In-situ speciation and estimation of iron(II) and iron(III) contents in anisotropic polysaccharide-based hydrogel by 1H low-field nuclear magnetic resonance

This article aims to quantify and differentiate in-situ iron(II) and/or iron(III) in heterogeneous polygalacturonate hydrogels using the 1H-NMR relaxometry technique. This holds significant importance, for example, in addressing iron-deficiency anemia through the oral administration of iron(II) supplements. The NMR dispersion profiles of the gels exhibited markedly distinct relaxation behaviors corresponding to the different iron oxidation states. At 20 MHz, two primary relaxation mechanisms must be considered: relaxation arising from water molecules confined within the polygalacturonate fiber mesh and paramagnetic relaxation due to iron cations.

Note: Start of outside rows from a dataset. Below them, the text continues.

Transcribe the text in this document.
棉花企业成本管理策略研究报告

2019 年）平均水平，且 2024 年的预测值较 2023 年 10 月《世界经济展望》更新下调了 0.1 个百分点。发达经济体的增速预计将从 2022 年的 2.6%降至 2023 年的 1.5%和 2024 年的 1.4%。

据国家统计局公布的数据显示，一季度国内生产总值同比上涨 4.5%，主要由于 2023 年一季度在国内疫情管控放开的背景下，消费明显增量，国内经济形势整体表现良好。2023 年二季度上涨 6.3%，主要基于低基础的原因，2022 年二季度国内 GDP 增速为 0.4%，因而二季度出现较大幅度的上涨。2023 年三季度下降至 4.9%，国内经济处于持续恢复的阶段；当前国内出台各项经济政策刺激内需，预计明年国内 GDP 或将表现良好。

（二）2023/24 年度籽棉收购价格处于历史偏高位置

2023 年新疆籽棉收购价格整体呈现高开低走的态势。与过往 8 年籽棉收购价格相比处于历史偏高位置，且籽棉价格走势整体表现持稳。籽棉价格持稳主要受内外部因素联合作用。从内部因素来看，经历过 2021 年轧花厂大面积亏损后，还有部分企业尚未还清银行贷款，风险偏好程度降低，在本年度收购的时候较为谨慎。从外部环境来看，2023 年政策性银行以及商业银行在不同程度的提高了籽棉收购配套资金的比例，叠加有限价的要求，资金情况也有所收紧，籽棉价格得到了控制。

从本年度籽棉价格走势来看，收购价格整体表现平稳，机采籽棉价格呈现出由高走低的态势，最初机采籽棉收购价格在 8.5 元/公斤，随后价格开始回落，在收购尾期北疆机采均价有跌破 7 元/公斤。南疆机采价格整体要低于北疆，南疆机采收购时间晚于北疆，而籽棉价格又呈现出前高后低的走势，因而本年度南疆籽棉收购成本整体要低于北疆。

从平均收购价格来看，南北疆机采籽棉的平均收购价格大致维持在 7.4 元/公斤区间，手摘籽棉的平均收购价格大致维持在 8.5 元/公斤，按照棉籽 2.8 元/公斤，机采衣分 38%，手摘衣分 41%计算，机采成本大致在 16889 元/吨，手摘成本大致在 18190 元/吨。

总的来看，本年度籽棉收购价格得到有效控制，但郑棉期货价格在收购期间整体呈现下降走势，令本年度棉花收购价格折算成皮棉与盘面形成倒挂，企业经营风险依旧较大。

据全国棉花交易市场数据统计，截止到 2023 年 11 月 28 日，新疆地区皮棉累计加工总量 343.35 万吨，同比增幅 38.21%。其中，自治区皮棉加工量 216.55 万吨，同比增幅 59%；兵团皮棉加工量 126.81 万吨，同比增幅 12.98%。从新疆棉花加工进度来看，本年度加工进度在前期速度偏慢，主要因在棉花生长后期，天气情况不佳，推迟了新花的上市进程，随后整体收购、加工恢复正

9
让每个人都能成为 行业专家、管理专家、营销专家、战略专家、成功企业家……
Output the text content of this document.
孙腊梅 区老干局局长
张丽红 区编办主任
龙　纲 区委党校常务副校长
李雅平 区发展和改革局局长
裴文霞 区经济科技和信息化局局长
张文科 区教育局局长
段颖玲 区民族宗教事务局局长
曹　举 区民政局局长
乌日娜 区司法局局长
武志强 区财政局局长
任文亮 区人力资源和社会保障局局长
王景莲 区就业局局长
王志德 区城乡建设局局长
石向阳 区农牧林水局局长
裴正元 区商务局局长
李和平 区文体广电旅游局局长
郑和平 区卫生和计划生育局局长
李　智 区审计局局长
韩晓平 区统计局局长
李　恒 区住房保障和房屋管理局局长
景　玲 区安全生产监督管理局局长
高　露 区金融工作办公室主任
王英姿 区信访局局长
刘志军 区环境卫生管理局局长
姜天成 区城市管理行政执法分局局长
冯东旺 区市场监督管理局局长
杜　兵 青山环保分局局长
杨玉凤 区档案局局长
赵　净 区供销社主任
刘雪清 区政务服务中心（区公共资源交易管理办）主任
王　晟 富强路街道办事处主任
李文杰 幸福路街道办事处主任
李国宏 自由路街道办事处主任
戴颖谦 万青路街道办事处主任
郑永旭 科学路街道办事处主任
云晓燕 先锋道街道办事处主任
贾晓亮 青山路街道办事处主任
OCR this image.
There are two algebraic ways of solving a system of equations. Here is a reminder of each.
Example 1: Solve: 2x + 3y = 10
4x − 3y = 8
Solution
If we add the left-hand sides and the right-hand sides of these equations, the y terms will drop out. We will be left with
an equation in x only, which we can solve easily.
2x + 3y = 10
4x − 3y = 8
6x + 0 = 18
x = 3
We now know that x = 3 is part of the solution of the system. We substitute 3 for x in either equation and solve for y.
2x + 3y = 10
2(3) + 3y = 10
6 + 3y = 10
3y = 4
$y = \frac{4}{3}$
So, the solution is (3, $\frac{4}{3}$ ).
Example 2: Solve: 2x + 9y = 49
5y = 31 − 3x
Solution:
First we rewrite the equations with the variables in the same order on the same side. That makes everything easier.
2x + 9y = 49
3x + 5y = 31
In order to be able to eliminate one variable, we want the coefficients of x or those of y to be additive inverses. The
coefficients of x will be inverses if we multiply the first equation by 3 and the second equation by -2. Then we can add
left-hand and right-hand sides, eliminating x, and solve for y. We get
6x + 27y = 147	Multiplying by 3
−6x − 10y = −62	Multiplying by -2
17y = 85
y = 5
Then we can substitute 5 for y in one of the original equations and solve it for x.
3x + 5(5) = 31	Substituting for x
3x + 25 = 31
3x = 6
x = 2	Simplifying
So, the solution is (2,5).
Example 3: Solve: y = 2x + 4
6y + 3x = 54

When iron(III) serves as the cross-linking agent, paramagnetic interaction dominates the relaxation, while with iron(II) as the cross-linker, both mechanisms have to be considered. To distinguish labile from structuring iron, we monitored the evolution of iron concentrations within the gels during successive washes using NMR and atomic absorption spectroscopy. Eventually, a gel containing both iron(II) and iron(III) was analyzed, and suc-cessful differentiation between the two cations was achieved. NMR relaxometry demonstrates powerful capa-bilities in terms of in-situ experiments, rapid results, speciation (iron(II)/iron(III)), and quantification (labile/ bridging iron).